In the in place versioning approach the tip version of any row will have whatever partition key/row key it is supposed to have plus the prefix ”tip” on the row key. This means that anytime I want to interact with the tip version of a row I just generate the expected partition key/row key and add in ”tip” as a prefix on the row key. This makes reads fast.
Every column I’m versioning will contain a version ID which is a monotonically increasing integer. The first time I create the ”tip” version of a row (e.g. when the row is first created) I will give it the version number 0. When updating a row I will copy the old value and give it the prefix ”old”. Then I’ll update the tip version and increment its version number. The key to consistency with an in place versioning approach is that it’s possible to both create the old version and update the tip atomically. The table store’s entity group transaction mechanism is guaranteed to be atomic and so can be used to solve exactly this problem.
To version enable a table store table I need either to build a proxy or a library.
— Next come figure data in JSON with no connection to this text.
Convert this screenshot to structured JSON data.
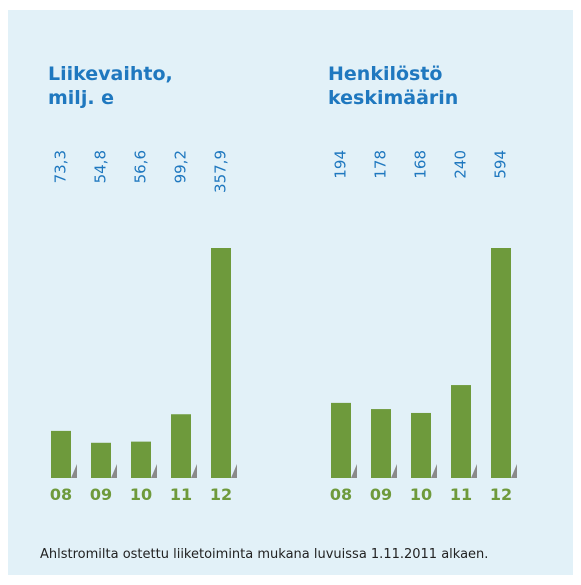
{
  "chart_data": [
    {
      "type": "bar",
      "title": [
        "Liikevaihto,",
        "milj. e"
      ],
      "categories": [
        "08",
        "09",
        "10",
        "11",
        "12"
      ],
      "values": [
        73.3,
        54.8,
        56.6,
        99.2,
        357.9
      ],
      "value_labels": [
        "73,3",
        "54,8",
        "56,6",
        "99,2",
        "357,9"
      ],
      "color": "#6e9a3c"
    },
    {
      "type": "bar",
      "title": [
        "Henkilöstö",
        "keskimäärin"
      ],
      "categories": [
        "08",
        "09",
        "10",
        "11",
        "12"
      ],
      "values": [
        194,
        178,
        168,
        240,
        594
      ],
      "color": "#6e9a3c"
    }
  ],
  "footnote": "Ahlstromilta ostettu liiketoiminta mukana luvuissa 1.11.2011 alkaen."
}
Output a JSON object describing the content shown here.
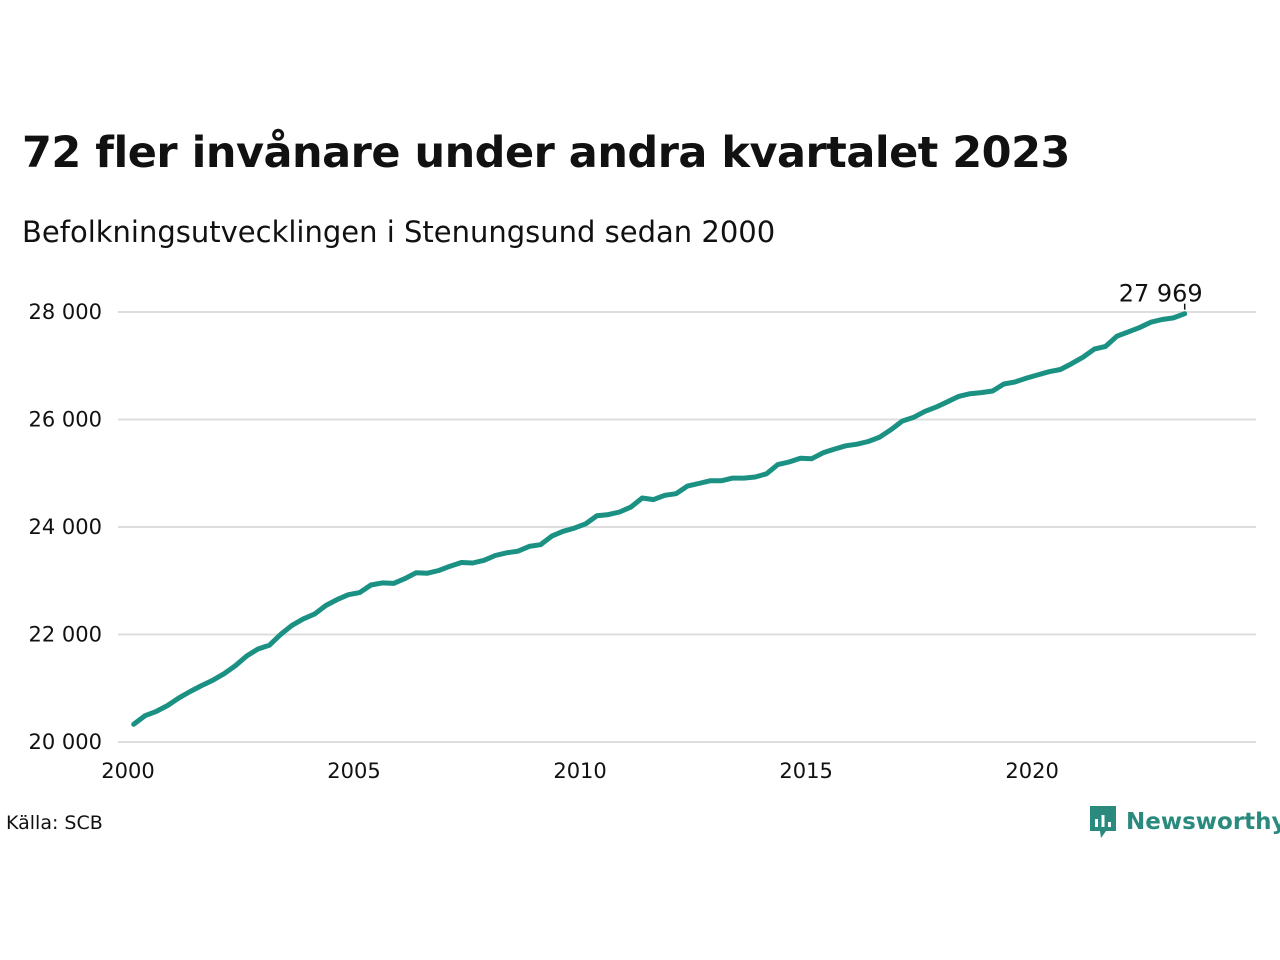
{
  "title": "72 fler invånare under andra kvartalet 2023",
  "subtitle": "Befolkningsutvecklingen i Stenungsund sedan 2000",
  "source": "Källa: SCB",
  "brand": "Newsworthy",
  "colors": {
    "line": "#1a9182",
    "grid": "#dddddd",
    "brand": "#2a8a7e"
  },
  "chart_data": {
    "type": "line",
    "title": "72 fler invånare under andra kvartalet 2023",
    "subtitle": "Befolkningsutvecklingen i Stenungsund sedan 2000",
    "xlabel": "",
    "ylabel": "",
    "xlim": [
      2000,
      2024.2
    ],
    "ylim": [
      20000,
      28000
    ],
    "x_ticks": [
      2000,
      2005,
      2010,
      2015,
      2020
    ],
    "y_ticks": [
      20000,
      22000,
      24000,
      26000,
      28000
    ],
    "y_tick_labels": [
      "20 000",
      "22 000",
      "24 000",
      "26 000",
      "28 000"
    ],
    "grid": true,
    "last_label": "27 969",
    "series": [
      {
        "x": [
          2000.125,
          2000.375,
          2000.625,
          2000.875,
          2001.125,
          2001.375,
          2001.625,
          2001.875,
          2002.125,
          2002.375,
          2002.625,
          2002.875,
          2003.125,
          2003.375,
          2003.625,
          2003.875,
          2004.125,
          2004.375,
          2004.625,
          2004.875,
          2005.125,
          2005.375,
          2005.625,
          2005.875,
          2006.125,
          2006.375,
          2006.625,
          2006.875,
          2007.125,
          2007.375,
          2007.625,
          2007.875,
          2008.125,
          2008.375,
          2008.625,
          2008.875,
          2009.125,
          2009.375,
          2009.625,
          2009.875,
          2010.125,
          2010.375,
          2010.625,
          2010.875,
          2011.125,
          2011.375,
          2011.625,
          2011.875,
          2012.125,
          2012.375,
          2012.625,
          2012.875,
          2013.125,
          2013.375,
          2013.625,
          2013.875,
          2014.125,
          2014.375,
          2014.625,
          2014.875,
          2015.125,
          2015.375,
          2015.625,
          2015.875,
          2016.125,
          2016.375,
          2016.625,
          2016.875,
          2017.125,
          2017.375,
          2017.625,
          2017.875,
          2018.125,
          2018.375,
          2018.625,
          2018.875,
          2019.125,
          2019.375,
          2019.625,
          2019.875,
          2020.125,
          2020.375,
          2020.625,
          2020.875,
          2021.125,
          2021.375,
          2021.625,
          2021.875,
          2022.125,
          2022.375,
          2022.625,
          2022.875,
          2023.125,
          2023.375
        ],
        "values": [
          20330,
          20490,
          20570,
          20680,
          20820,
          20940,
          21050,
          21150,
          21270,
          21420,
          21600,
          21730,
          21800,
          22000,
          22170,
          22290,
          22380,
          22540,
          22650,
          22740,
          22780,
          22920,
          22960,
          22950,
          23040,
          23150,
          23140,
          23190,
          23270,
          23340,
          23330,
          23380,
          23470,
          23520,
          23550,
          23640,
          23670,
          23830,
          23920,
          23980,
          24060,
          24210,
          24230,
          24280,
          24370,
          24540,
          24510,
          24590,
          24620,
          24760,
          24810,
          24860,
          24860,
          24910,
          24910,
          24930,
          24990,
          25160,
          25210,
          25280,
          25270,
          25380,
          25450,
          25510,
          25540,
          25590,
          25670,
          25810,
          25970,
          26040,
          26150,
          26230,
          26330,
          26430,
          26480,
          26500,
          26530,
          26660,
          26700,
          26770,
          26830,
          26890,
          26930,
          27040,
          27160,
          27310,
          27360,
          27550,
          27630,
          27710,
          27810,
          27860,
          27890,
          27969
        ]
      }
    ]
  }
}
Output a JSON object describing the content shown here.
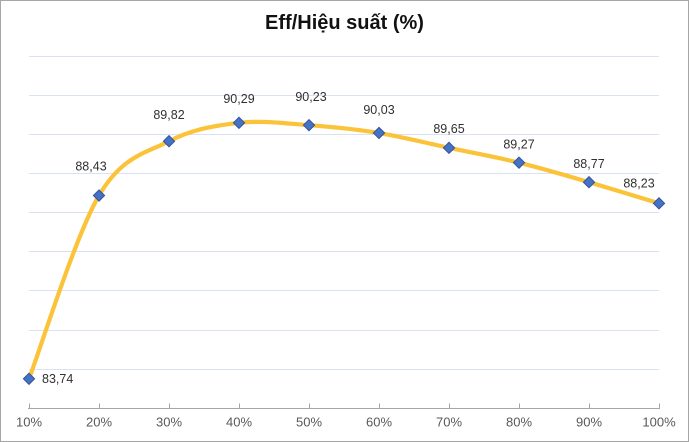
{
  "title": "Eff/Hiệu suất (%)",
  "chart_data": {
    "type": "line",
    "title": "Eff/Hiệu suất (%)",
    "xlabel": "",
    "ylabel": "",
    "categories": [
      "10%",
      "20%",
      "30%",
      "40%",
      "50%",
      "60%",
      "70%",
      "80%",
      "90%",
      "100%"
    ],
    "values": [
      83.74,
      88.43,
      89.82,
      90.29,
      90.23,
      90.03,
      89.65,
      89.27,
      88.77,
      88.23
    ],
    "labels": [
      "83,74",
      "88,43",
      "89,82",
      "90,29",
      "90,23",
      "90,03",
      "89,65",
      "89,27",
      "88,77",
      "88,23"
    ],
    "ylim": [
      83,
      92
    ],
    "grid": true,
    "grid_step": 1,
    "smooth": true,
    "legend_position": "none",
    "marker": "diamond",
    "colors": {
      "line": "#FBC33A",
      "marker_fill": "#4472C4",
      "marker_stroke": "#35549B",
      "gridline": "#D9E1F2",
      "axis": "#A6A6A6",
      "tick_label": "#595959",
      "data_label": "#303030",
      "border": "#A6A6A6",
      "background": "#FFFFFF"
    },
    "label_offsets": {
      "0": {
        "dx": 13,
        "dy": 4,
        "anchor": "start"
      },
      "1": {
        "dx": -8,
        "dy": -25
      },
      "2": {
        "dx": 0,
        "dy": -22
      },
      "3": {
        "dx": 0,
        "dy": -20
      },
      "4": {
        "dx": 2,
        "dy": -24
      },
      "5": {
        "dx": 0,
        "dy": -19
      },
      "6": {
        "dx": 0,
        "dy": -15
      },
      "7": {
        "dx": 0,
        "dy": -14
      },
      "8": {
        "dx": 0,
        "dy": -14
      },
      "9": {
        "dx": -20,
        "dy": -16
      }
    }
  }
}
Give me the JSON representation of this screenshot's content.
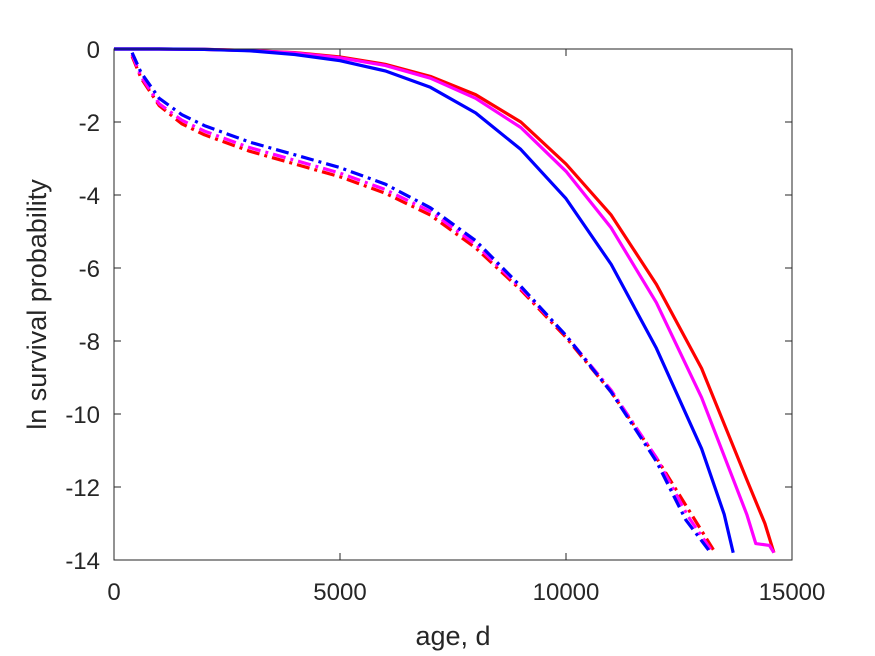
{
  "chart_data": {
    "type": "line",
    "title": "",
    "xlabel": "age, d",
    "ylabel": "ln survival probability",
    "xlim": [
      0,
      15000
    ],
    "ylim": [
      -14,
      0
    ],
    "xticks": [
      0,
      5000,
      10000,
      15000
    ],
    "yticks": [
      0,
      -2,
      -4,
      -6,
      -8,
      -10,
      -12,
      -14
    ],
    "xtick_labels": [
      "0",
      "5000",
      "10000",
      "15000"
    ],
    "ytick_labels": [
      "0",
      "-2",
      "-4",
      "-6",
      "-8",
      "-10",
      "-12",
      "-14"
    ],
    "grid": false,
    "legend": "none",
    "series": [
      {
        "color": "#ff0000",
        "style": "solid",
        "x": [
          0,
          1000,
          2000,
          3000,
          4000,
          5000,
          6000,
          7000,
          8000,
          9000,
          10000,
          11000,
          12000,
          13000,
          14000,
          14400,
          14600
        ],
        "y": [
          0,
          0,
          -0.01,
          -0.04,
          -0.1,
          -0.22,
          -0.42,
          -0.75,
          -1.25,
          -2.0,
          -3.15,
          -4.55,
          -6.45,
          -8.75,
          -11.8,
          -13.0,
          -13.8
        ]
      },
      {
        "color": "#ff00ff",
        "style": "solid",
        "x": [
          0,
          1000,
          2000,
          3000,
          4000,
          5000,
          6000,
          7000,
          8000,
          9000,
          10000,
          11000,
          12000,
          13000,
          14000,
          14200,
          14500,
          14600
        ],
        "y": [
          0,
          0,
          -0.01,
          -0.04,
          -0.11,
          -0.24,
          -0.45,
          -0.8,
          -1.35,
          -2.15,
          -3.35,
          -4.9,
          -6.95,
          -9.55,
          -12.75,
          -13.55,
          -13.6,
          -13.8
        ]
      },
      {
        "color": "#0000ff",
        "style": "solid",
        "x": [
          0,
          1000,
          2000,
          3000,
          4000,
          5000,
          6000,
          7000,
          8000,
          9000,
          10000,
          11000,
          12000,
          13000,
          13500,
          13700
        ],
        "y": [
          0,
          0,
          -0.01,
          -0.05,
          -0.15,
          -0.32,
          -0.6,
          -1.05,
          -1.75,
          -2.75,
          -4.1,
          -5.9,
          -8.2,
          -10.95,
          -12.75,
          -13.8
        ]
      },
      {
        "color": "#ff0000",
        "style": "dashdot",
        "x": [
          400,
          600,
          1000,
          1500,
          2000,
          3000,
          4000,
          5000,
          6000,
          7000,
          8000,
          9000,
          10000,
          11000,
          12000,
          12800,
          13300
        ],
        "y": [
          -0.2,
          -0.8,
          -1.55,
          -2.05,
          -2.35,
          -2.8,
          -3.15,
          -3.5,
          -3.95,
          -4.55,
          -5.45,
          -6.6,
          -7.9,
          -9.4,
          -11.2,
          -12.8,
          -13.8
        ]
      },
      {
        "color": "#ff00ff",
        "style": "dashdot",
        "x": [
          400,
          600,
          1000,
          1500,
          2000,
          3000,
          4000,
          5000,
          6000,
          7000,
          8000,
          9000,
          10000,
          11000,
          12000,
          12700,
          13250
        ],
        "y": [
          -0.15,
          -0.75,
          -1.5,
          -1.95,
          -2.25,
          -2.7,
          -3.05,
          -3.4,
          -3.85,
          -4.45,
          -5.35,
          -6.55,
          -7.85,
          -9.35,
          -11.2,
          -12.8,
          -13.8
        ]
      },
      {
        "color": "#0000ff",
        "style": "dashdot",
        "x": [
          400,
          600,
          1000,
          1500,
          2000,
          3000,
          4000,
          5000,
          6000,
          7000,
          8000,
          9000,
          10000,
          11000,
          12000,
          12650,
          13200
        ],
        "y": [
          -0.1,
          -0.65,
          -1.35,
          -1.8,
          -2.1,
          -2.55,
          -2.9,
          -3.25,
          -3.7,
          -4.35,
          -5.25,
          -6.5,
          -7.85,
          -9.4,
          -11.3,
          -12.9,
          -13.8
        ]
      }
    ]
  }
}
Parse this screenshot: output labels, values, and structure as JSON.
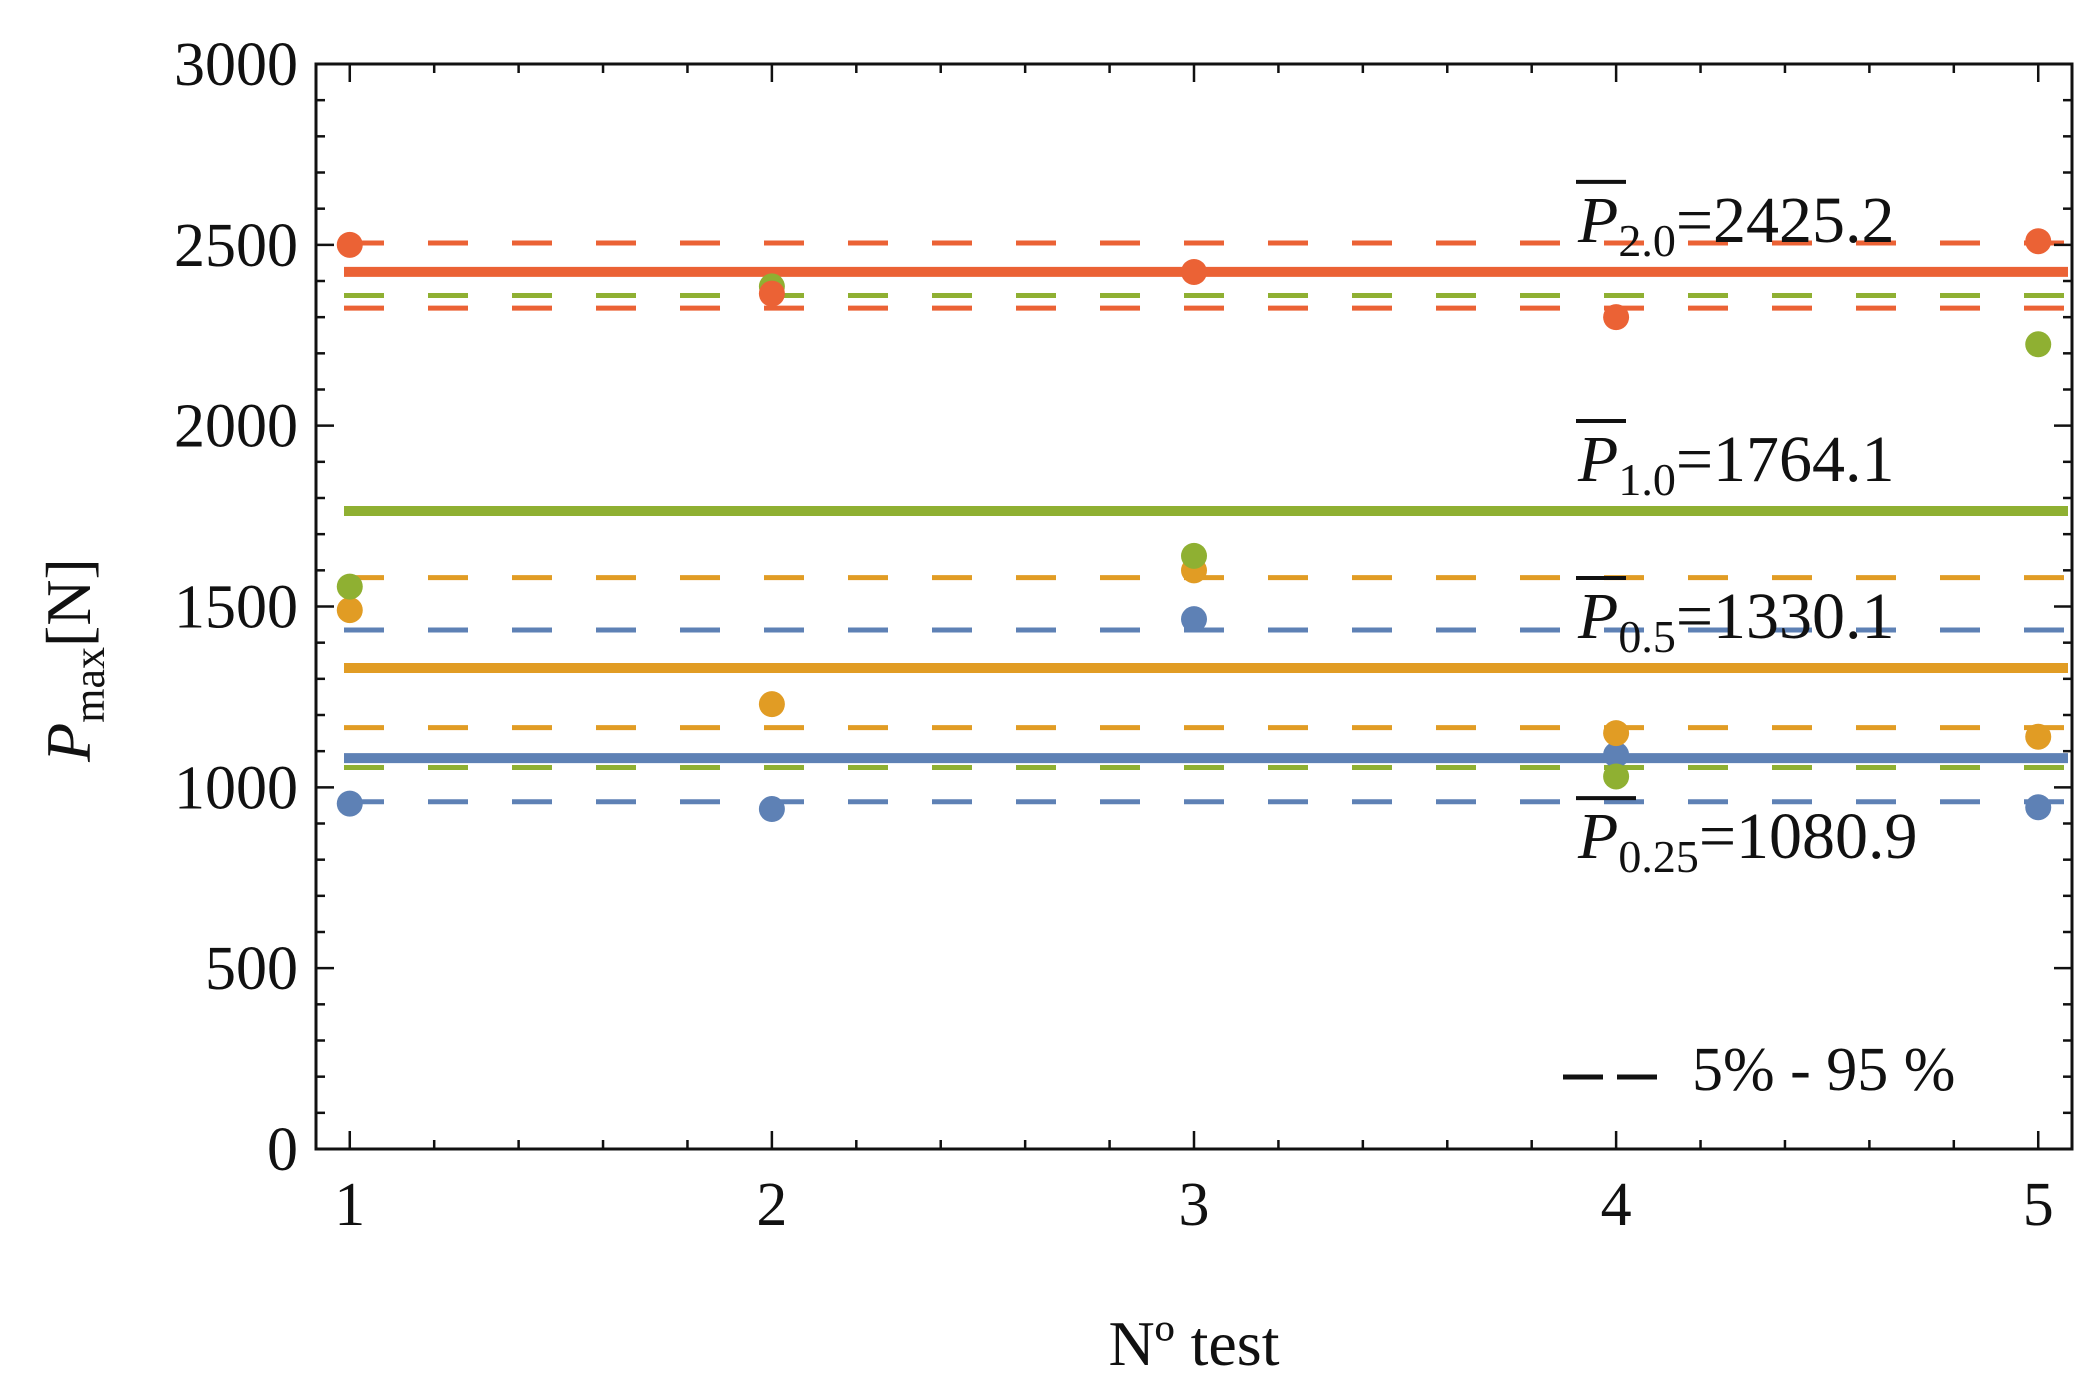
{
  "chart_data": {
    "type": "scatter",
    "xlabel": "Nº test",
    "ylabel_main": "P",
    "ylabel_sub": "max",
    "ylabel_unit": "[N]",
    "xlim": [
      0.92,
      5.08
    ],
    "ylim": [
      0,
      3000
    ],
    "x_ticks": [
      1,
      2,
      3,
      4,
      5
    ],
    "x_tick_labels": [
      "1",
      "2",
      "3",
      "4",
      "5"
    ],
    "y_ticks": [
      0,
      500,
      1000,
      1500,
      2000,
      2500,
      3000
    ],
    "y_tick_labels": [
      "0",
      "500",
      "1000",
      "1500",
      "2000",
      "2500",
      "3000"
    ],
    "x": [
      1,
      2,
      3,
      4,
      5
    ],
    "series": [
      {
        "name": "P_0.25",
        "sub": "0.25",
        "mean": 1080.9,
        "mean_label": "=1080.9",
        "p5": 960,
        "p95": 1435,
        "values": [
          955,
          940,
          1465,
          1090,
          945
        ],
        "color": "#5e81b5"
      },
      {
        "name": "P_0.5",
        "sub": "0.5",
        "mean": 1330.1,
        "mean_label": "=1330.1",
        "p5": 1165,
        "p95": 1580,
        "values": [
          1490,
          1230,
          1600,
          1150,
          1140
        ],
        "color": "#e19c24"
      },
      {
        "name": "P_1.0",
        "sub": "1.0",
        "mean": 1764.1,
        "mean_label": "=1764.1",
        "p5": 1055,
        "p95": 2360,
        "values": [
          1555,
          2385,
          1640,
          1030,
          2225
        ],
        "color": "#8fb032"
      },
      {
        "name": "P_2.0",
        "sub": "2.0",
        "mean": 2425.2,
        "mean_label": "=2425.2",
        "p5": 2325,
        "p95": 2505,
        "values": [
          2500,
          2365,
          2425,
          2300,
          2510
        ],
        "color": "#eb6235"
      }
    ],
    "legend_text": "5% - 95 %",
    "legend_position": "bottom-right"
  }
}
My guess is that I would use a library to save the processing and network time of a proxy but what is really nice about a proxy is that I can use the proxy as a lock down mechanism. I can make sure nobody but the proxy has the key to the table so if someone doesn’t go through the proxy then they don’t get access to the data. That alone will prevent tons of bugs. By having a single proxy I can also more easily control issues like versioning of the proxy code which deals with a whole other set of bugs. But proxies do demand both a processing and latency cost so I have to consider that in deciding between proxies and libraries.
The following goes through the standard methods in their non-version aware form and explains how their behavior would change if one was using a version aware library/proxy to interact with the table store using an in place versioning approach.
- If the query contains a filter that specifies a rowkey then prefix the rowkey value(s) with ”tip”. In all cases add the filter argument (if it doesn’t already exist) of ”rowkey gt ’old”’. This will filter out everything but tip versions of rows since ’tip’ comes after ’old’.
- A GET is needed to retrieve the current ’tip’ version. If none exists then the request should fail since there is nothing to delete. If the tip version does exist then create an entity group transaction that includes creating a new row to act as the tombstone with a column ’tombstone’ set to true as well as a delete command for the current tip that includes the etag from the GET in an if-match header.
- First retrieve the existing versions ’tip’ (using an etag if one was provided in an if-match or equivalent header). If there isn’t one then the resource doesn’t exist or has been deleted and so the request should fail. If the ’tip’ version exists then an entity group transaction is needed to update the tip version as previously described but use if-match with the etag retrieved from the original GET.
- The logic is the same as PUT for all intents and purposes. It’s just that values not specified in the MERGE request have to be retrieved from the soon to be replaced ’tip’ version to create the ’old’ prefixed copy.
- Check to see if a tip version exists. If so, then fail. If not then check to see if there is a tombstone. If so then issue the POST request with the version number set to an increment of the number in the tombstone. If there is no tombstone then the version number is 0 and row key will have ’tip’ added as a prefix.
- Entity group transaction
- In essence just glue together the instructions for the individual methods mentioned above and apply to the contents of the entity group transaction. Entity group transactions even support if-match headers.